Decided to put together another visual meditation for your in-joyment with a powerful motivation speech by Alan Watts in the background. If grief, heartbreak, rage, sorrow, anger or frustration were emotions we’re not meant to feel they wouldn’t exist. Emotion isn’t the problem, it’s how YOU CHOOSE to engage the energy the emotion is carrying. There is a deep teaching inside every vibration we encounter.

Shots from Summer 2021, taken around the UK (Windsor, Snowdonia, Canterbury, London, Lincoln), Transylvania and Latvia. Thanks to the bootyful souls who criss-crossed with me on this journey we all call life.

Music -Everything Feels Infinite by Chasing Dreams

Speech - Alan Watts on Mysticism and Morality

"But the way you feel towards other people—loving, hating, et cetera, et cetera—aren’t any wrong feelings. And so to try and force one’s feelings to be other than what they are is absurd and, furthermore dishonest.

But, you see, the idea that there are no wrong feelings is an immensely threatening idea to people who are afraid to feel in any case. And this is one of the peculiar problems of our culture: that we are terrified of our feelings. Because they take off on their own and we think that if we give them any scope, and if we don’t immediately beat them down, they will lead us into all kinds of chaotic and destructive action. It’s so funny that we, in our Western culture today, say that kind of thing. We, who do more chaotic and reckless kind of action than anybody ever did.

But if, for a change, we would allow our feelings and look upon their comings and goings as something as beautiful and as natural and necessary as changes in the weather, the going of night and day, and of the four seasons, we would be at peace with ourselves.
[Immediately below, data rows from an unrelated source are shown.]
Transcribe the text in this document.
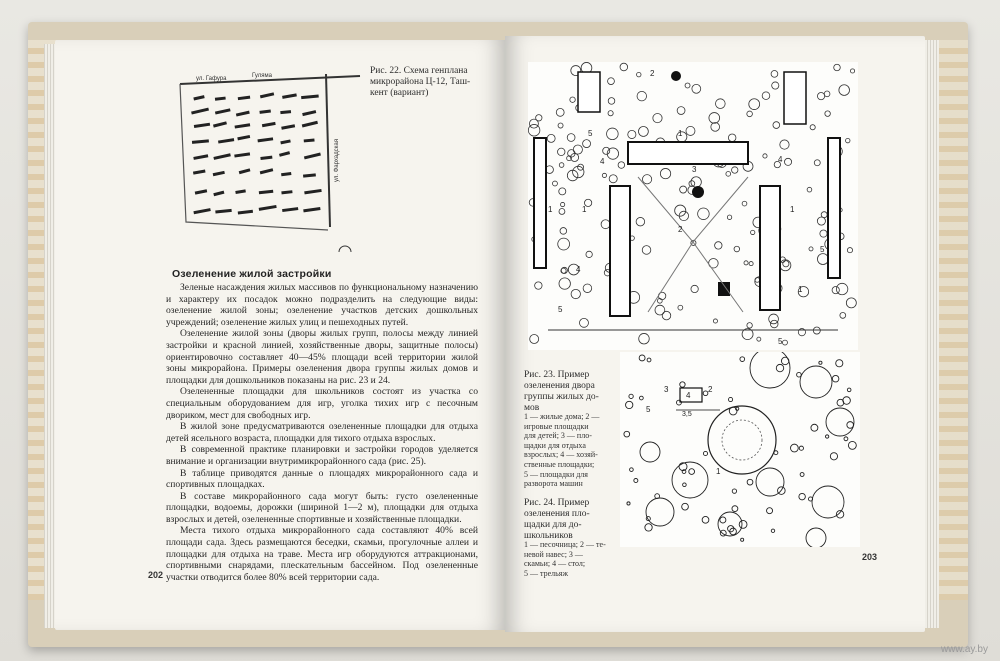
ул. Гафура	Гуляма
ул. Фархадская
Рис. 22. Схема генплана
микрорайона Ц-12, Таш-
кент (вариант)
Озеленение жилой застройки

Зеленые насаждения жилых массивов по функциональному назначению и характеру их посадок можно подразделить на следующие виды: озеленение жилой зоны; озеленение участков детских дошкольных учреждений; озеленение жилых улиц и пешеходных путей.

Озеленение жилой зоны (дворы жилых групп, полосы между линией застройки и красной линией, хозяйственные дворы, защитные полосы) ориентировочно составляет 40—45% площади всей территории жилой зоны микрорайона. Примеры озеленения двора группы жилых домов и площадки для дошкольников показаны на рис. 23 и 24.

Озелененные площадки для школьников состоят из участка со специальным оборудованием для игр, уголка тихих игр с песочным двориком, мест для свободных игр.

В жилой зоне предусматриваются озелененные площадки для отдыха детей ясельного возраста, площадки для тихого отдыха взрослых.

В современной практике планировки и застройки городов уделяется внимание и организации внутримикрорайонного сада (рис. 25).

В таблице приводятся данные о площадях микрорайонного сада и спортивных площадках.

В составе микрорайонного сада могут быть: густо озелененные площадки, водоемы, дорожки (шириной 1—2 м), площадки для отдыха взрослых и детей, озелененные спортивные и хозяйственные площадки.

Места тихого отдыха микрорайонного сада составляют 40% всей площади сада. Здесь размещаются беседки, скамьи, прогулочные аллеи и площадки для отдыха на траве. Места игр оборудуются аттракционами, спортивными снарядами, плескательным бассейном. Под озелененные участки отводится более 80% всей территории сада.

202
1
2
3
4
5
1
2
4
5
1
5
1
5
1
4
Рис. 23. Пример
озеленения двора
группы жилых до-
мов
1 — жилые дома; 2 —
игровые площадки
для детей; 3 — пло-
щадки для отдыха
взрослых; 4 — хозяй-
ственные площадки;
5 — площадки для
разворота машин
3,5
3
4
2
5
1
Рис. 24. Пример
озеленения пло-
щадки для до-
школьников
1 — песочница; 2 — те-
невой навес; 3 —
скамьи; 4 — стол;
5 — трельяж
203
www.ay.by
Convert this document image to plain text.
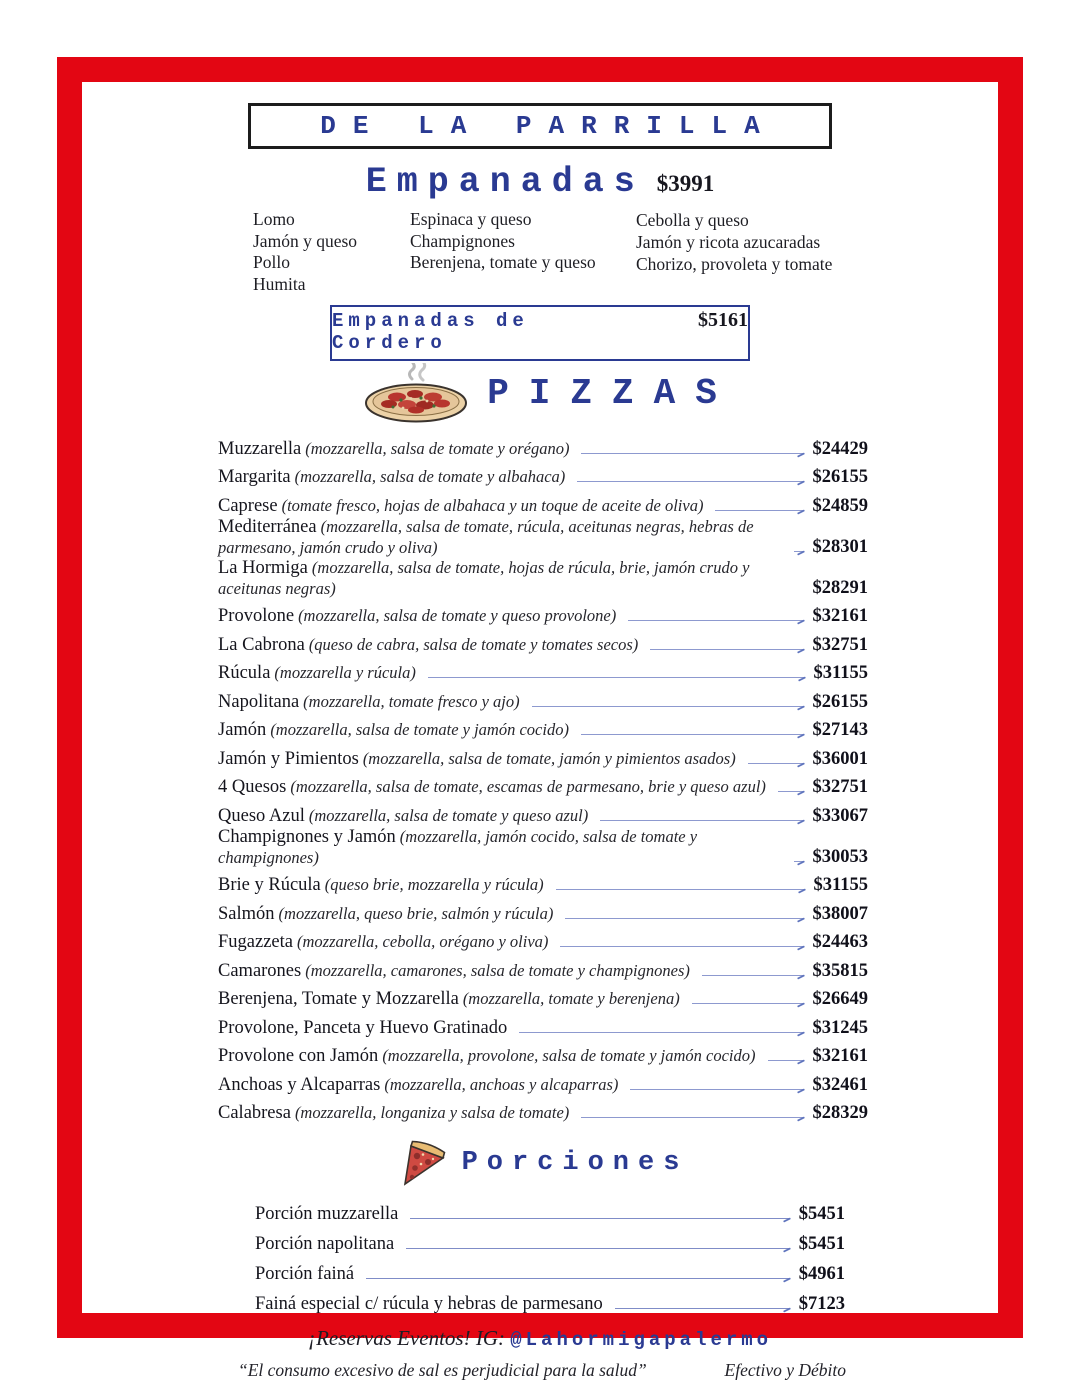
DE LA PARRILLA
Empanadas $3991
Lomo
Jamón y queso
Pollo
Humita
Espinaca y queso
Champignones
Berenjena, tomate y queso
Cebolla y queso
Jamón y ricota azucaradas
Chorizo, provoleta y tomate
Empanadas de Cordero
$5161
PIZZAS
Muzzarella (mozzarella, salsa de tomate y orégano)	$24429
Margarita (mozzarella, salsa de tomate y albahaca)	$26155
Caprese (tomate fresco, hojas de albahaca y un toque de aceite de oliva)	$24859
Mediterránea (mozzarella, salsa de tomate, rúcula, aceitunas negras, hebras de parmesano, jamón crudo y oliva)	$28301
La Hormiga (mozzarella, salsa de tomate, hojas de rúcula, brie, jamón crudo y aceitunas negras)	$28291
Provolone (mozzarella, salsa de tomate y queso provolone)	$32161
La Cabrona (queso de cabra, salsa de tomate y tomates secos)	$32751
Rúcula (mozzarella y rúcula)	$31155
Napolitana (mozzarella, tomate fresco y ajo)	$26155
Jamón (mozzarella, salsa de tomate y jamón cocido)	$27143
Jamón y Pimientos (mozzarella, salsa de tomate, jamón y pimientos asados)	$36001
4 Quesos (mozzarella, salsa de tomate, escamas de parmesano, brie y queso azul)	$32751
Queso Azul (mozzarella, salsa de tomate y queso azul)	$33067
Champignones y Jamón (mozzarella, jamón cocido, salsa de tomate y champignones)	$30053
Brie y Rúcula (queso brie, mozzarella y rúcula)	$31155
Salmón (mozzarella, queso brie, salmón y rúcula)	$38007
Fugazzeta (mozzarella, cebolla, orégano y oliva)	$24463
Camarones (mozzarella, camarones, salsa de tomate y champignones)	$35815
Berenjena, Tomate y Mozzarella (mozzarella, tomate y berenjena)	$26649
Provolone, Panceta y Huevo Gratinado	$31245
Provolone con Jamón (mozzarella, provolone, salsa de tomate y jamón cocido)	$32161
Anchoas y Alcaparras (mozzarella, anchoas y alcaparras)	$32461
Calabresa (mozzarella, longaniza y salsa de tomate)	$28329
Porciones
Porción muzzarella	$5451
Porción napolitana	$5451
Porción fainá	$4961
Fainá especial c/ rúcula y hebras de parmesano	$7123
¡Reservas Eventos! IG: @Lahormigapalermo
“El consumo excesivo de sal es perjudicial para la salud”	Efectivo y Débito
Because what is problematic for Western man is not so much his struggles with other people and their needs and their problems, as his struggle with his own feelings, with what he will allow himself to feel, and what he won’t allow himself to feel. He’s ashamed to feel really, profoundly sad, so much so that he could cry. It is not manly to cry. He is ashamed to loathe somebody because you’re not supposed to hate people. He’s ashamed to be so overcome with the beauty of something—whether it be a natural landscape or a member of the opposite sex—that he goes out of his mind with this beauty. Because all that kind of thing is not being in control, old boy! Not—kind of—having your hand on the wheel!

But it is because, you see, we don’t go with that that we are not in control, that we try to pretend that our inner life is different. So I think this is the most releasing thing that anybody can possibly understand: that your inner feeling is never wrong. That’s to say, what you feel—it’s never wrong that you feel that way. It may not be a right guide to what you should do. In other words, if you feel that you hate someone intensely, it isn’t necessarily the right way of dealing with that feeling to go out and cut his throat. But it is right that you should have the feeling of hating, or of being sad, or frightened, terrified—whatever it is.

For, you see, when a person comes to himself, he comes to be one with his own feeling. And that is the only way of being in a position to control it."